Chroniques

Permis de tuer dans les territoires occupés

Au pied du mur

«Entre les deux vendredi [23 et 30 juillet], quatre corps de Palestiniens innocents sont tombés dans les rues de Cisjordanie. Aucun des quatre n’avait mis en danger la vie des soldats qui ont tiré, certainement pas d’une manière qui justifiait les tirs mortels. Ils ont tué un enfant de 12 ans et un plombier de 41 ans. Ils ont tué un adolescent de 17 ans et un jeune de 20 ans qui assistait à des funérailles.
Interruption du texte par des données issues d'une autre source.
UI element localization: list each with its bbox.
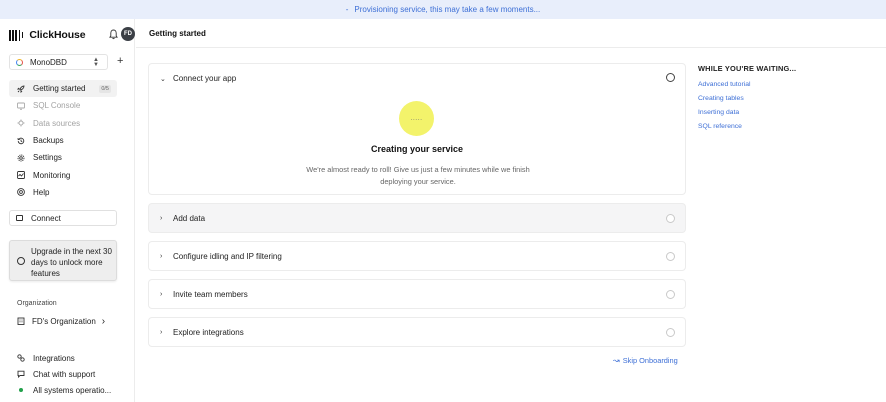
step-invite-team[interactable]: › Invite team members: [148, 279, 686, 309]
banner-dash: -: [345, 5, 349, 14]
main-content: Getting started ⌄ Connect your app .....…: [136, 19, 886, 402]
organization-name: FD's Organization: [32, 316, 96, 326]
chevron-up-down-icon: ▲ ▼: [93, 57, 99, 68]
system-status-link[interactable]: All systems operatio...: [9, 382, 129, 398]
inserting-data-link[interactable]: Inserting data: [698, 108, 848, 122]
connect-button[interactable]: Connect: [9, 210, 117, 226]
gear-icon: [17, 154, 25, 162]
step-status-radio: [666, 252, 675, 261]
step-status-radio: [666, 73, 675, 82]
integrations-icon: [17, 354, 25, 362]
sidebar-item-label: Backups: [33, 136, 64, 146]
sidebar-item-monitoring[interactable]: Monitoring: [9, 166, 117, 183]
step-title: Connect your app: [173, 74, 237, 83]
creating-service-title: Creating your service: [370, 144, 464, 154]
sidebar-item-label: SQL Console: [33, 101, 81, 111]
service-name: MonoDBD: [30, 57, 67, 67]
step-header[interactable]: › Add data: [149, 204, 685, 233]
upgrade-notice[interactable]: Upgrade in the next 30 days to unlock mo…: [9, 240, 117, 281]
provisioning-banner: - Provisioning service, this may take a …: [0, 0, 886, 19]
service-selector[interactable]: MonoDBD ▲ ▼: [9, 54, 108, 70]
connect-label: Connect: [31, 213, 61, 223]
building-icon: [17, 317, 25, 325]
step-add-data[interactable]: › Add data: [148, 203, 686, 233]
clickhouse-logo-icon: [9, 29, 24, 41]
chevron-down-icon: ⌄: [160, 75, 166, 83]
step-status-radio: [666, 214, 675, 223]
creating-service-description: We're almost ready to roll! Give us just…: [306, 165, 530, 186]
chevron-right-icon: ›: [101, 315, 106, 327]
upgrade-text: Upgrade in the next 30 days to unlock mo…: [31, 247, 112, 278]
chevron-right-icon: ›: [160, 253, 163, 260]
connect-icon: [16, 215, 23, 221]
brand-logo[interactable]: ClickHouse FD: [9, 27, 135, 43]
step-header[interactable]: › Configure idling and IP filtering: [149, 242, 685, 271]
sidebar-footer: Integrations Chat with support All syste…: [9, 350, 129, 398]
step-title: Invite team members: [173, 290, 248, 299]
clock-icon: [17, 257, 25, 265]
add-service-button[interactable]: +: [117, 55, 123, 67]
waiting-title: WHILE YOU'RE WAITING...: [698, 64, 797, 73]
step-header[interactable]: › Invite team members: [149, 280, 685, 309]
service-status-icon: [16, 58, 23, 66]
brand-name: ClickHouse: [29, 29, 86, 41]
page-title: Getting started: [149, 29, 206, 38]
step-title: Explore integrations: [173, 328, 244, 337]
monitoring-icon: [17, 171, 25, 180]
waiting-resources: WHILE YOU'RE WAITING... Advanced tutoria…: [698, 64, 848, 136]
sidebar-item-label: Settings: [33, 153, 62, 163]
sidebar-item-settings[interactable]: Settings: [9, 149, 117, 166]
organization-selector[interactable]: FD's Organization ›: [17, 315, 117, 327]
integrations-label: Integrations: [33, 353, 75, 363]
chat-icon: [17, 370, 25, 378]
step-status-radio: [666, 328, 675, 337]
data-sources-icon: [17, 119, 25, 127]
banner-text: Provisioning service, this may take a fe…: [354, 5, 541, 14]
step-status-radio: [666, 290, 675, 299]
progress-badge: 0/5: [99, 84, 111, 93]
sidebar-item-label: Help: [33, 187, 50, 197]
backups-icon: [17, 137, 25, 145]
chevron-right-icon: ›: [160, 291, 163, 298]
skip-icon: ↝: [613, 356, 620, 365]
skip-onboarding-link[interactable]: ↝ Skip Onboarding: [613, 356, 678, 365]
sidebar-nav: Getting started 0/5 SQL Console Data sou…: [9, 80, 117, 201]
rocket-icon: [17, 85, 25, 93]
sidebar-item-getting-started[interactable]: Getting started 0/5: [9, 80, 117, 98]
loading-dots: .....: [410, 114, 423, 122]
sidebar-item-label: Monitoring: [33, 170, 71, 180]
terminal-icon: [17, 102, 25, 110]
step-header[interactable]: › Explore integrations: [149, 318, 685, 347]
chevron-right-icon: ›: [160, 215, 163, 222]
sidebar-item-help[interactable]: Help: [9, 184, 117, 201]
loading-indicator: .....: [399, 101, 434, 136]
help-icon: [17, 188, 25, 197]
chat-support-link[interactable]: Chat with support: [9, 366, 129, 382]
status-dot-icon: [17, 386, 25, 394]
organization-label: Organization: [17, 300, 57, 307]
chat-support-label: Chat with support: [33, 369, 96, 379]
sidebar: ClickHouse FD MonoDBD ▲ ▼ + Getting start…: [0, 19, 135, 402]
step-title: Add data: [173, 214, 206, 223]
chevron-right-icon: ›: [160, 329, 163, 336]
skip-onboarding-label: Skip Onboarding: [622, 356, 678, 365]
page-header: Getting started: [136, 19, 886, 48]
sidebar-item-data-sources[interactable]: Data sources: [9, 115, 117, 132]
step-header[interactable]: ⌄ Connect your app: [149, 64, 685, 93]
advanced-tutorial-link[interactable]: Advanced tutorial: [698, 80, 848, 94]
sidebar-item-label: Getting started: [33, 84, 86, 94]
step-configure-idling[interactable]: › Configure idling and IP filtering: [148, 241, 686, 271]
avatar[interactable]: FD: [121, 27, 135, 41]
sidebar-item-sql-console[interactable]: SQL Console: [9, 97, 117, 114]
creating-tables-link[interactable]: Creating tables: [698, 94, 848, 108]
sidebar-item-backups[interactable]: Backups: [9, 132, 117, 149]
step-connect-app: ⌄ Connect your app ..... Creating your s…: [148, 63, 686, 195]
system-status-label: All systems operatio...: [33, 385, 112, 395]
bell-icon[interactable]: [109, 29, 118, 40]
step-title: Configure idling and IP filtering: [173, 252, 282, 261]
step-explore-integrations[interactable]: › Explore integrations: [148, 317, 686, 347]
integrations-link[interactable]: Integrations: [9, 350, 129, 366]
sidebar-item-label: Data sources: [33, 118, 81, 128]
sql-reference-link[interactable]: SQL reference: [698, 122, 848, 136]
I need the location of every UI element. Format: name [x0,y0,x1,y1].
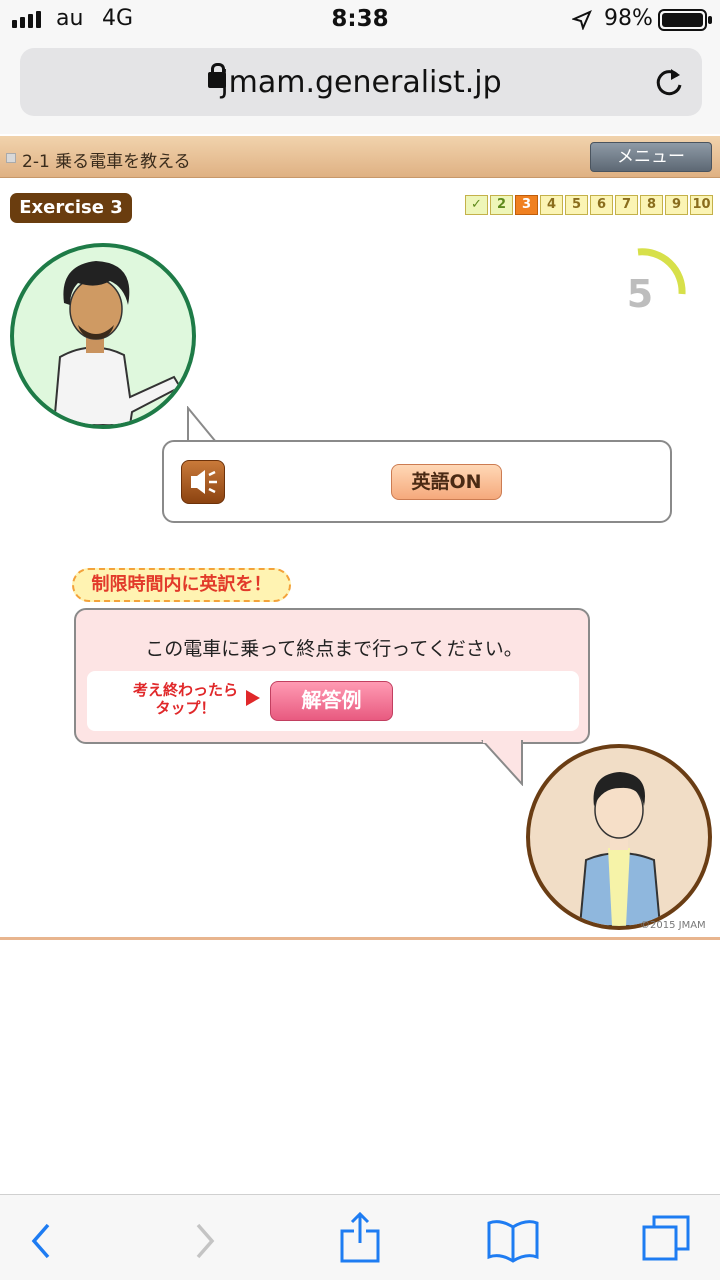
url-text[interactable]: jmam.generalist.jp [20,65,702,100]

Tout cela en une semaine.» C’est avec une rage non dissimulée que le journaliste Gideon Levi a écrit ces lignes dans l’édition du Haaretz du 1eraoût, rage que devrait partager tout·e Israélien·ne qui a encore un minimum d’humanité. Mais combien sont-ils encore?

Toute occupation est faite de violence et de sang d’innocent·es. L’occupation coloniale israélienne ne fait pas exception même si, pendant deux décennies, ses porte-paroles ont vainement tenté de faire passer l’image d’une «occupation éclairée», celle d’un colonialisme soft.

Ce qui a changé depuis 2000, c’est qu’on peut se regarder dans le miroir avec le sang des innocent·es sur notre front et ne pas avoir honte, c’est qu’on ne se soucie plus de l’image du tueur qui s’y reflète. A l’époque, on parlait encore de bavures ou de victimes collatérales. On enquêtait. Parfois on avouait, après des enquêtes qui prenaient des mois voire des années, avoir «fait un usage excessif de la force». Ce qui a changé depuis 2000, c’est qu’on ne s’excuse plus, on assume les meurtres sans rougir. L’armée israélienne n’est plus seulement une brutale armée coloniale, mais un ramassis de commandos de la mort, comme dans les régimes les plus sanguinaires du siècle passé.

Sous le commandement du général en chef Aviv Kochavi, la chasse aux Palestiniens, jeunes de préférence, est ouverte. Crimes de guerre? Crimes contre l’humanité? Je ne suis pas juriste. Pour cela il y a une Cour pénale internationale (TPI) qui se doit d’enquêter, le cas échéant traduire devant un tribunal le général Kochavi, les politiques qui lui donnent le feu vert et les subalternes qui obéissent à ses consignes et, si nécessaire, sanctionner.

Sanctionner les criminels de guerre est une question de sécurité publique internationale: c’est la leçon qu’avait tirée la communauté internationale après la défaite de la barbarie nazie, en établissant les procès de Nuremberg, et plus tard le traité de Rome qui a donné naissance au TPI.

En tant que Juif israélien, cet appel à des sanctions est aussi une reconnaissance de dette envers mes grands-parents et leur génération, celle des victimes du plus grand judéocide de l’histoire.

* Militant anticolonialiste israélien, fondateur du Centre d’information alternative (Jérusalem/Bethléem).